Publié le 14 Mars 2018
L'affaire Cantat revient : Aujourd'hui grâce ou à cause d'associations diverses très actives qui soutiennent la théorie selon laquelle tout être humain et indépendamment de sa condition sociale et de l'acte irréversible qu'il ait pu commettre, tout être humain donc a des droits qu'il nous faut lui accorder sans restriction aucune.
Bertrand Cantat qui a tué Marie Trintignant a payé sa dette envers la société dit-il haut et fort !!
Et bien moi qui suis une citoyenne très ordinaire, je ne crois pas qu'il ait vraiment payé sa dette.
Tous les reconnus assassins qui ont échappé à la peine de mort puisqu'elle n'est plus infligée dans notre pays, doivent une fois libérés se tenir à l’écart juste par respect pour les familles des victimes qui n'oublieront jamais leur geste inqualifiable.
C'est trop dur, c'est au-dessus de leur force et franchement on peut le comprendre.
En fait, ce ne sont pas les droits de l'homme qui ont changés mais bel et bien la manière de les appliquer ces droits. Nous sommes amenés en effet petit à petit, année après année, gouvernement après gouvernement à être beaucoup plus laxistes qu'auparavant. Nous sommes de nos jours très fortement influencés par exemple par la médiatisation des avocats de défenses des criminels qui nous prennent à témoin de leurs futurs plaidoyers. Il y a des circonstances atténuantes disent-ils il ne faut pas les oublier.
De nos jours hélas et à force de brandir ces fameux droits de l'homme, nos criminels sont à l'abri (oui j'ose le dire, la prison ne fait plus peur) et c'est terrible de le constater tous les jours dans les faits divers exposés à qui mieux mieux dans les médias, les instructions n'ont plus de secret pour personne (malgré certains bons juges qui le dénonce en essayant de ramener tout le monde à la raison) et les avocats font leurs plaidoiries en direct pour les pauvres.. pauvres assassins qui voudraient qu'on leur pardonne avec le temps.

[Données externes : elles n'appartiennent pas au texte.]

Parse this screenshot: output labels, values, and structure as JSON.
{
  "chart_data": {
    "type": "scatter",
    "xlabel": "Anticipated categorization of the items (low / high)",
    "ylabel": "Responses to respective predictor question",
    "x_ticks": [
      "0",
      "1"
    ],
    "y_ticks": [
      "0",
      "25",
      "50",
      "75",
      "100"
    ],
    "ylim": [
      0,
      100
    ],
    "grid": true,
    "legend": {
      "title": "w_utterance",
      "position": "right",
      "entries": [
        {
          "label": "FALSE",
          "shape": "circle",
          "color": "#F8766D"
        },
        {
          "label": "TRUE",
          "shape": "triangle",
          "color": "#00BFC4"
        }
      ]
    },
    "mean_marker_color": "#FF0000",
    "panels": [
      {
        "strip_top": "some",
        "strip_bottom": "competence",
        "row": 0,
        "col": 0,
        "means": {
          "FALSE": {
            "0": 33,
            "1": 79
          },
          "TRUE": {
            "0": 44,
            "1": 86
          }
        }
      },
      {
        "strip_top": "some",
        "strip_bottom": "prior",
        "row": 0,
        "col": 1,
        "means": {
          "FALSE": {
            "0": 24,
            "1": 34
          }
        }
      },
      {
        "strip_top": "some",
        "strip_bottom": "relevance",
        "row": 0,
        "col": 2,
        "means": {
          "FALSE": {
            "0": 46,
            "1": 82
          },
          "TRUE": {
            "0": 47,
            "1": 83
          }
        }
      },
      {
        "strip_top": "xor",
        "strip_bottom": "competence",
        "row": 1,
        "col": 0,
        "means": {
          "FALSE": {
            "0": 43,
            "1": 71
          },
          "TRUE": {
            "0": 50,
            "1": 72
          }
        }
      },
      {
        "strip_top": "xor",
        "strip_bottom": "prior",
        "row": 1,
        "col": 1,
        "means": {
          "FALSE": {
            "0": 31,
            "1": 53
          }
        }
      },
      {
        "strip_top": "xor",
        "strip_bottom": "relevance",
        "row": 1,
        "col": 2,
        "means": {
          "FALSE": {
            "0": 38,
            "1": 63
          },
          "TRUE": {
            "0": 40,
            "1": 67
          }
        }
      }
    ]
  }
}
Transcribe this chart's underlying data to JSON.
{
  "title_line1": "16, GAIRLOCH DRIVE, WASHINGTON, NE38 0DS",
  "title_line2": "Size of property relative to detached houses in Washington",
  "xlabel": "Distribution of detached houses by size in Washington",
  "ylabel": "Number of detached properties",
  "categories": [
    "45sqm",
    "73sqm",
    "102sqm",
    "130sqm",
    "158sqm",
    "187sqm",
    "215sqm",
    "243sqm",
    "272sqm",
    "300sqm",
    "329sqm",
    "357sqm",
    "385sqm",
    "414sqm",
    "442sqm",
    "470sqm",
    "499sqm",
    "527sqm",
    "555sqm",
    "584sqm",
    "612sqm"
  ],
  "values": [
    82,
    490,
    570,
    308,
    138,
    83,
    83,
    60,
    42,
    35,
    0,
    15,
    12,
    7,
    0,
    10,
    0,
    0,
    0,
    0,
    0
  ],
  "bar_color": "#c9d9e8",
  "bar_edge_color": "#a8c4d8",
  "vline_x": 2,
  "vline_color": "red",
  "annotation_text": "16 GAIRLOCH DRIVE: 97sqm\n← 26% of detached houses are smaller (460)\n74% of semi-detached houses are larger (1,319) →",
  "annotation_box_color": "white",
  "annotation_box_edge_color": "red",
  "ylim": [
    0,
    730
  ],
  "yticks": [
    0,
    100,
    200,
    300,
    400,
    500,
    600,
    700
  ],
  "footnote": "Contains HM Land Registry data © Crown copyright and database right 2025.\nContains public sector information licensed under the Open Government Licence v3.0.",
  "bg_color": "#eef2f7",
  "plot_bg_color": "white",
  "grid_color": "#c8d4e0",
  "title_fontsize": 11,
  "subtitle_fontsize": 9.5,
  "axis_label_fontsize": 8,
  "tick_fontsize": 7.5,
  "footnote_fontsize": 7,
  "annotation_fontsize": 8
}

Non décidément B.Cantat devrait se faire tout petit pour qu'on essaie d'oublier tout simplement et non je ne crois pas qu'on puisse continuer à vivre normalement après avoir tué quelqu'un. On dit que le remord tue mais ça c'est pas pour tout le monde.
Pour rappel : Le 18 septembre 1981, l'abolition de la peine de mort en France est ainsi votée à l'Assemblée nationale grâce à Robert Badinter. Les peines de prison sont très variables pour le meurtre d'une personne et en plus elles ne sont que rarement appliquées entièrement, il suffit en fait de bien se tenir lors de son incarcération pour sortir bien avant terme muni d'un bracelet électronique. Où allons-nous !!! L'Histoire, l'avenir nous le dira.